Dec 02 2008
CHICKEN PULAO.
Ingredients
Rice - 250gm
Chicken – 500gm
Yogurt – 300gm
Ginger paste – 10gm
Garlic paste – 25gm
Onion – 3-4
Ghee – 100gm
Salt – to taste
Cumin seed – 1spoon
Cloves – 3-4
Cinnamon – 3-4
Cardamom - 3-4
Bay leaves – 2-4
Tomatoes – 3
Chili powder – 2tablespoon
Method
To prepare chicken pulao at first marinate chicken in yogurt, ginger paste, garlic paste and salt for an hour. Next take a thick pan and heat ghee in it. Add one teaspoon cumin seeds in ghee. Stir-fry for ten seconds. Add cloves, cinnamon sticks, green cardamoms and bay leaves. Stir-fry again for about ten seconds. Add sliced onions and fry till golden brown. Next add some chopped tomatoes and cook on high heat for three minutes, stirring continuously.

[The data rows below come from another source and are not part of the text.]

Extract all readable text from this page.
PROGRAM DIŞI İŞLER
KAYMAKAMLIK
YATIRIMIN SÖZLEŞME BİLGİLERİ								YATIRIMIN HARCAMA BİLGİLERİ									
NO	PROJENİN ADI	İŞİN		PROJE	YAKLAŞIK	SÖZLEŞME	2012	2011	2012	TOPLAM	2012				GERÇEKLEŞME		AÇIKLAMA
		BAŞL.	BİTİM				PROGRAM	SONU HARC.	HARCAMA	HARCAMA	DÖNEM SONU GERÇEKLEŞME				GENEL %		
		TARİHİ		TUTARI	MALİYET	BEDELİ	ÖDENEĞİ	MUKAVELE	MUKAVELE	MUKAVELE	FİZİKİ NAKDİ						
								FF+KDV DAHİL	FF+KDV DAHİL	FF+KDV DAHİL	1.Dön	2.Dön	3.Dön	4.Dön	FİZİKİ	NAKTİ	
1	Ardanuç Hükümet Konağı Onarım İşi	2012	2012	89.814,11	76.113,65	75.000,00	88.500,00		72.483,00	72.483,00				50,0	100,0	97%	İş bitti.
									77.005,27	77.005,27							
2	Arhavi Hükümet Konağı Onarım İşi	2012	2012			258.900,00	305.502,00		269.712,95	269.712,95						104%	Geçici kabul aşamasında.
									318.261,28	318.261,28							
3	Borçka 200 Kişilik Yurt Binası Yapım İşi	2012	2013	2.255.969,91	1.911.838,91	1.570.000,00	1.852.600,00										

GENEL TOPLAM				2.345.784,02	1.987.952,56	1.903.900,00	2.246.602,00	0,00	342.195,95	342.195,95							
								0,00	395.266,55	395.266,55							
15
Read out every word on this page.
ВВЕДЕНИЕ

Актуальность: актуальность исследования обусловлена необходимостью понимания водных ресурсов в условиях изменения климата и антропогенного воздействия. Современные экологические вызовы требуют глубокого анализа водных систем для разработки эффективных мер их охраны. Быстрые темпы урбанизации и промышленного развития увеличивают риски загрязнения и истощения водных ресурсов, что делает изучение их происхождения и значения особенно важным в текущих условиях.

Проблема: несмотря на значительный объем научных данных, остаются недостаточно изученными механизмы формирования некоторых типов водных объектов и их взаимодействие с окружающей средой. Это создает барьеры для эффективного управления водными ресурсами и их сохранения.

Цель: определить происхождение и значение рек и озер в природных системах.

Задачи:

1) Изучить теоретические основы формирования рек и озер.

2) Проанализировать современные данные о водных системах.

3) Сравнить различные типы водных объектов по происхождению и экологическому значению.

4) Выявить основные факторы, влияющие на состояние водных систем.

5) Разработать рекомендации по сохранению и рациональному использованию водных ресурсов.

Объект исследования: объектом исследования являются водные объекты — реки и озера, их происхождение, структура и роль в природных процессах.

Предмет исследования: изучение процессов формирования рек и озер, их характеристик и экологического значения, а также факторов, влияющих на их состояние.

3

Add red chili powder and stir. Add chicken along with the marinade and fry till the chicken is half cooked. Add chicken stock and bring to a boil. Stir in rice and bring to a boil. Reduce heat and cook till the water level reaches the rice level. Cover the rice with a lid and cook on low heat for twenty minutes or till rice and chicken are fully cooked. Remove the lid and stir lightly so as to separate the rice. Garnish with sliced ring tomato and colored chilies. Serve with raita and cucumber.